Spécialiste de la musique espagnole ancienne, Cristina Diego Pacheco présente un état assez neuf de la vie et de la production de Cristobal Moralès, né à Séville vers 1490 ayant bénéficié d'une formation dans l'entourage de musiciens de la fin du XVe siècle, tels que Pedro Escobar ou Francisco de Penalosa. Dès 1526, il commence sa carrière à Avilla (sans doute comme maître de chapelle. Il est mentionné comme chanteur de la Chapelle Pontificale entre 1535 et 1545 au service du Pape Paul III. Il exercera ses activités en Espagne à la Cathédrale de Tolède, puis à Malaga entre 1551 et son décès en 1553. Ses premières œuvres (Messe, Magnificat), imprimées à Lyon dès 1539, seront très appréciées et rééditées après sa mort. Certaines pièces vocales bénéficieront d'une réécriture en versions instrumentales. Elles marquent un jalon important dans l'évolution esthétique de la musique européenne. Sa musique s'impose par son originalité et sa forte personnalité. À ces fonds s'ajoute un abondant répertoire manuscrit non daté.

 

Ce livre, malgré son style dense, s'impose par la démarche sérieuse de l'auteur qui a le sens de l'argumentation, lui permettant de rectifier des anciennes données bibliographiques dues à l'homonymie et de les confronter aux hypothèses les plus récentes concernant son arrivé en Italie. Elle s'interroge d'abord sur la production « pré-romaine » donc espagnole jusqu'en 1535, comprenant par exemple une Messe avec ténor sur le cantus firmus d'une chanson espagnole. Elle examine aussi la datation exacte d'après les privilèges, la licence d'impression, étudie les circonstances de la composition (occasion : fête, procession, synode…) et se livre à des considérations compositionnelles. Cristina Diego Pacheco relève même un contresens philologique (p. 25-27) à propos d'un pseudo « ouvrage de couture » : les verbes tanger, teger signifient « tisser », alors que taner a le sens de jouer de la musique (et non de « tisser »…). Elle distingue judicieusement les œuvres espagnoles, c'est-à-dire « pré-romaines », romaines, puis les œuvres tardives, et dégage « l'hispanité » du musicien.
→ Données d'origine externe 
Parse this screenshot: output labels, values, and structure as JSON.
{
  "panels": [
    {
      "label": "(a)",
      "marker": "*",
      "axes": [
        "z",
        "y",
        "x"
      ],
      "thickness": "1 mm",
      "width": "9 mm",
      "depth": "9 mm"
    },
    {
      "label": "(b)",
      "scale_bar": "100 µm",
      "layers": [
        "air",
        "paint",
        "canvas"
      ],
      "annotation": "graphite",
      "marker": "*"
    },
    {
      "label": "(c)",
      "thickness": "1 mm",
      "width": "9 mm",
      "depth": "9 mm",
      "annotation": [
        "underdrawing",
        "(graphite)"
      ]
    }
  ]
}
À côté de ce remarquable apport historiographique et technique, les musicologues et interprètes sont fascinés par le Manuscrit de Valladolid (p. 35 sq.) et sa transcription (p. 147-242) accompagné de son protocole éditorial et de descriptions codicologiques : 5 Cahiers de dimensions variables, de provenance « sans doute génoise », graphies, filigranes, copistes succesifs, le terminus postquem se situant à la fin du XVe siècle et antequem vers 1600… et mettant en garde contre les fausses attributions. L'œuvre de Cr. Moralès comprend des Messes, Offices de Vêpres, Offices pour les défunts, Motets pour différentes périodes du calendrier liturgique à finalité fonctionnelle. Le manuscrit contient deux Messes, trois Motets, deux Magnificat composés pour les Messes et Vêpres. Il bénéficie d'analyses musicales précises. Son répertoire donne un aperçu des œuvres polyphoniques pré- et post-tridentines cultivées dans cette Cathédrale.
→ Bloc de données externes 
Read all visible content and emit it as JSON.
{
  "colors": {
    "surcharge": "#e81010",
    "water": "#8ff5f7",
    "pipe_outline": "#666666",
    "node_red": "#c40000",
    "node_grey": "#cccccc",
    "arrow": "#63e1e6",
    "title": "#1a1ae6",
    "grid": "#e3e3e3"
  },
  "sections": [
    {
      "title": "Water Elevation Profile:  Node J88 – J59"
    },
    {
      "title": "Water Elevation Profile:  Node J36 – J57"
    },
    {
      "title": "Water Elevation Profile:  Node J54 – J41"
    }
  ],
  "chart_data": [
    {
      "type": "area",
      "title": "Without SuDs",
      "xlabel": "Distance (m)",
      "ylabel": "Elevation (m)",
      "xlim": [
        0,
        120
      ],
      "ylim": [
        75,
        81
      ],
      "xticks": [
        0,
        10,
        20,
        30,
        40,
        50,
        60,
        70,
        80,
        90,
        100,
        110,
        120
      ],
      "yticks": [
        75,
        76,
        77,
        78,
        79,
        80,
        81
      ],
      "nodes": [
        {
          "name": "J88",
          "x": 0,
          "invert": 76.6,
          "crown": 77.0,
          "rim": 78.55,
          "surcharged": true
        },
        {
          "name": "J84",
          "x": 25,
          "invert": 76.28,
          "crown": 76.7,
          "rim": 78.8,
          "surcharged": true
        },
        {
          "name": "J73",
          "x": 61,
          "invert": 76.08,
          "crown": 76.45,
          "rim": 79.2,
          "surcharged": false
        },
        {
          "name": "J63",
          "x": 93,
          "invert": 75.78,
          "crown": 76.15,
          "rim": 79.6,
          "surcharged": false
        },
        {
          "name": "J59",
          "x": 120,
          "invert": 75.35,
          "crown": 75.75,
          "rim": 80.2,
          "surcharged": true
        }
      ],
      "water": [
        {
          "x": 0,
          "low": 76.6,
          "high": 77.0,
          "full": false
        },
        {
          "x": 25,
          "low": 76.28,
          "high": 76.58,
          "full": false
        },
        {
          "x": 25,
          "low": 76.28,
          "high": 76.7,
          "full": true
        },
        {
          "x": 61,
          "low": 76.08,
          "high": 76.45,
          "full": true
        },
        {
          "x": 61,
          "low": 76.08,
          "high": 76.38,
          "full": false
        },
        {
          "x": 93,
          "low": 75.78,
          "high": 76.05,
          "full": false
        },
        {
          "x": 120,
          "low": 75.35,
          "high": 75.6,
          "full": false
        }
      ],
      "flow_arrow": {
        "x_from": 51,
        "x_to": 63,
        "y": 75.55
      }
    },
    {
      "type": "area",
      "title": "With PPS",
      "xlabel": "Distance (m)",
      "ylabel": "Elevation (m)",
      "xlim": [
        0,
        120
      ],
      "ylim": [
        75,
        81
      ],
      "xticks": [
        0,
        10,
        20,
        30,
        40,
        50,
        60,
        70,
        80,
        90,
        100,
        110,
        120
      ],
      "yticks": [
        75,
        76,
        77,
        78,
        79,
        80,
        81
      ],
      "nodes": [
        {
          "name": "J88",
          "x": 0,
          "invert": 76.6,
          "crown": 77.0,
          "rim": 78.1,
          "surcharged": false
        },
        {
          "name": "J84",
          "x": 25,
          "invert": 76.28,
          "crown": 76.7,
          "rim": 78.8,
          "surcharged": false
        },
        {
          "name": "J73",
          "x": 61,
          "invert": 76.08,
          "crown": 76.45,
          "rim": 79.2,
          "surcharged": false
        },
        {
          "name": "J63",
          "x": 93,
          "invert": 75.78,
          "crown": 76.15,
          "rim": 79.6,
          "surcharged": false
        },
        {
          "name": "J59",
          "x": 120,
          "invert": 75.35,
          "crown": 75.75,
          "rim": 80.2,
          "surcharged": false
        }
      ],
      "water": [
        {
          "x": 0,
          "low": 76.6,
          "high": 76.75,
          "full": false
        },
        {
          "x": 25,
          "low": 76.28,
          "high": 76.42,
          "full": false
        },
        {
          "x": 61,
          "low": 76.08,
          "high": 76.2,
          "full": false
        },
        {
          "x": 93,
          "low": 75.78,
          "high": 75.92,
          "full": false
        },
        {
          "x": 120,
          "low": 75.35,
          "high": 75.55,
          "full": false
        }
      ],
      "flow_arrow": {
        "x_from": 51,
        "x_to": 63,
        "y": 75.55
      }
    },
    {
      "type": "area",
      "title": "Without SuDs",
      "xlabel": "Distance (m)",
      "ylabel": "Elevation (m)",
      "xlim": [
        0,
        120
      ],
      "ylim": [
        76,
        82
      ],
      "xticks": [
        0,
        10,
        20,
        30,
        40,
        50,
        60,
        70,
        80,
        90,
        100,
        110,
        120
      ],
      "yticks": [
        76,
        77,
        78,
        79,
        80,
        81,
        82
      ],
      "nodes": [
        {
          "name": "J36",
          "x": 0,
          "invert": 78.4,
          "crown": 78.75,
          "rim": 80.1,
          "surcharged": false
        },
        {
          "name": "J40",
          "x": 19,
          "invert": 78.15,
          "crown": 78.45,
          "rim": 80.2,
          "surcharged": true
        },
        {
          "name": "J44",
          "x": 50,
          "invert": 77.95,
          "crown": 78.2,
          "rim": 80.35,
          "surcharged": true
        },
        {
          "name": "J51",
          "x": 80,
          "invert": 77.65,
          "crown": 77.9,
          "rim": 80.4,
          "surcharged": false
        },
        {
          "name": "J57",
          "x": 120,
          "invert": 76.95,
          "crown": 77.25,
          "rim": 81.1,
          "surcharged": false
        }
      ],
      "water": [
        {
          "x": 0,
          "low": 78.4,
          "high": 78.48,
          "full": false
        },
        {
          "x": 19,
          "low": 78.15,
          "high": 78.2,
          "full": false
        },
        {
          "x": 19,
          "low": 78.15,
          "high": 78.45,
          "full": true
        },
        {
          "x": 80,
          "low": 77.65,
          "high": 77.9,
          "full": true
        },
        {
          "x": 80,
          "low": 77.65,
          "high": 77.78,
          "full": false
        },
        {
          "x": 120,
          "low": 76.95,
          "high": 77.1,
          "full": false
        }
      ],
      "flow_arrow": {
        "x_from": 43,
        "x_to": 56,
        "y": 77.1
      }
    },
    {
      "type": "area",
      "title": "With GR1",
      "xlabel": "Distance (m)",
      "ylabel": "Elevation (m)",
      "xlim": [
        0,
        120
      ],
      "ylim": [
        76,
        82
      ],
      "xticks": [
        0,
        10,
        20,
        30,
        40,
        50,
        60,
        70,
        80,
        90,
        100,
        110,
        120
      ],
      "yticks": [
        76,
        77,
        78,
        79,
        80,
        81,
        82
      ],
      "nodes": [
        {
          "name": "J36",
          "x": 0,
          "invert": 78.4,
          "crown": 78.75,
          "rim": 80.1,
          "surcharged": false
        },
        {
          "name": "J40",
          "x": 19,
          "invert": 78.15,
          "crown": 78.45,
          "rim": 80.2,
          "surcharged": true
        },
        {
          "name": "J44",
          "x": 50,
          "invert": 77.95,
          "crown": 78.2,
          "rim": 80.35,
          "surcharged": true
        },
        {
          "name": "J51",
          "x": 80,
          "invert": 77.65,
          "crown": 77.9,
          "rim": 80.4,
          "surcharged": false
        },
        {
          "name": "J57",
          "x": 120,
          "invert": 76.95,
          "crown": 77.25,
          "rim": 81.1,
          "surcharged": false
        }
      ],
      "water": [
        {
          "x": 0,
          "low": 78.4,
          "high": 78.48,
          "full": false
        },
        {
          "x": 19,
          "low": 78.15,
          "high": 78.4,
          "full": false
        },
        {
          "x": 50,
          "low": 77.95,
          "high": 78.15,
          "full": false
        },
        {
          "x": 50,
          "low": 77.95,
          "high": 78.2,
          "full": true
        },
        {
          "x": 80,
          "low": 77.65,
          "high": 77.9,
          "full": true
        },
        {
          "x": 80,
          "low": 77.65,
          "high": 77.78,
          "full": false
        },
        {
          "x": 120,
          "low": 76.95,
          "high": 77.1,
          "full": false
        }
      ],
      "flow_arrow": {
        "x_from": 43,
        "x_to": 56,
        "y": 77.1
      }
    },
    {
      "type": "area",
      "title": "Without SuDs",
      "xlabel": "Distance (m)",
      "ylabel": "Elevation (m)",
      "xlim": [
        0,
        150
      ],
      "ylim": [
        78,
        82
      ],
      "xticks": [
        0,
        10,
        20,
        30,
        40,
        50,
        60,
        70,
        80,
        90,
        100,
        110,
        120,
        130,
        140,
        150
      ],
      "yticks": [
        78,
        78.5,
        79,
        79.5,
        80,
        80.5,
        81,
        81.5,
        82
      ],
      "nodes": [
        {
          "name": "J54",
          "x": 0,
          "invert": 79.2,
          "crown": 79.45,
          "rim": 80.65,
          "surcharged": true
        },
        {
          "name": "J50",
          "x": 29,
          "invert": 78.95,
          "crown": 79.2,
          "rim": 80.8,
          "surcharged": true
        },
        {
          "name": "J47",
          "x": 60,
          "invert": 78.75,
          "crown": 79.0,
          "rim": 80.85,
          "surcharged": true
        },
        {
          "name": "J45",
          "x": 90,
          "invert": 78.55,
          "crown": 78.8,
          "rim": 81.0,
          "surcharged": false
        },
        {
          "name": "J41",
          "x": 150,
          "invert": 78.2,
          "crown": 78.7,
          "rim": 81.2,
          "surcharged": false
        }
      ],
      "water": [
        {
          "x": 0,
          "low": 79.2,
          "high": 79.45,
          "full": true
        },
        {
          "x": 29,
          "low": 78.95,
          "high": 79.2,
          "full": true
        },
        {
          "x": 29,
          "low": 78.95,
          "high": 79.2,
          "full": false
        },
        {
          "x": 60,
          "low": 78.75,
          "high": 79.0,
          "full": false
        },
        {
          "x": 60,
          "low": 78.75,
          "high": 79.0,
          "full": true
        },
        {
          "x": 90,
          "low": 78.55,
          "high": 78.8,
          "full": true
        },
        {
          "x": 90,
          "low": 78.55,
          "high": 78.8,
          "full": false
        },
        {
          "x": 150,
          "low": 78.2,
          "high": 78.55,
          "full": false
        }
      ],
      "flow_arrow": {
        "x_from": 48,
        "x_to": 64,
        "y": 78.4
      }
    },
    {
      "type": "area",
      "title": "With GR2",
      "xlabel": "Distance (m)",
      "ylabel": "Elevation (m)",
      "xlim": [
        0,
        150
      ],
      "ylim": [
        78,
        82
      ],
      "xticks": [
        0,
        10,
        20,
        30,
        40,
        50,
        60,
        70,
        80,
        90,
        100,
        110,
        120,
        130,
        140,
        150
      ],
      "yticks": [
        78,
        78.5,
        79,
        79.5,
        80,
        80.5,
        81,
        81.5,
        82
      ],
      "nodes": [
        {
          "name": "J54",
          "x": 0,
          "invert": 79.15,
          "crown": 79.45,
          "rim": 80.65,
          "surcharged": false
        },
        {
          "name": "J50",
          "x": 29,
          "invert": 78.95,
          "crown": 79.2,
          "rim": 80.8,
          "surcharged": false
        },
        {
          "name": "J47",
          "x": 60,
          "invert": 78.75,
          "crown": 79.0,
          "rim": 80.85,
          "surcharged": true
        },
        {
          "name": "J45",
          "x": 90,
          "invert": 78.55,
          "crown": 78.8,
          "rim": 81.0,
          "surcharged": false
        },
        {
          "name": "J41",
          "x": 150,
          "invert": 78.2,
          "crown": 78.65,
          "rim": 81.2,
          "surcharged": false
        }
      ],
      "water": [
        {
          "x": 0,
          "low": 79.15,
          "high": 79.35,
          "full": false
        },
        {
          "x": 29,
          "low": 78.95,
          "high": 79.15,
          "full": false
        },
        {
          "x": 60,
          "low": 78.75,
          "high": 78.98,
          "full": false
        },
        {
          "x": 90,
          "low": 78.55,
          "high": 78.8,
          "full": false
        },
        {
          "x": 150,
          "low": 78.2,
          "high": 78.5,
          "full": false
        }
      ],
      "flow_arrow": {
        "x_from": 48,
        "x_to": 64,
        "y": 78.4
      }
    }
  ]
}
Cristina Diego Pacheco, s'appuyant notamment sur la consultation de nombreux documents (inventaire du fonds d'archives musicales de la Cathédrale de Valladolid par Higinio Anglès (1948) puis José Lopez-Calo), a consulté des sources précises : livre de fabrique de la Cathédrale, inventaire, actes du Chapitre (salaires…). Les mérites de son ouvrage sont considérables : rectification de données biographiques erronnées et d'attributions douteuses ; révision et actualisation de la période pré-romaine ; apport à l'histoire sociale de la musique religieuse ; transcription et commentaire des œuvres et Bibliographie raisonnée particulièrement étoffée (p. 247-260). À plus d'un titre : une belle mise au point.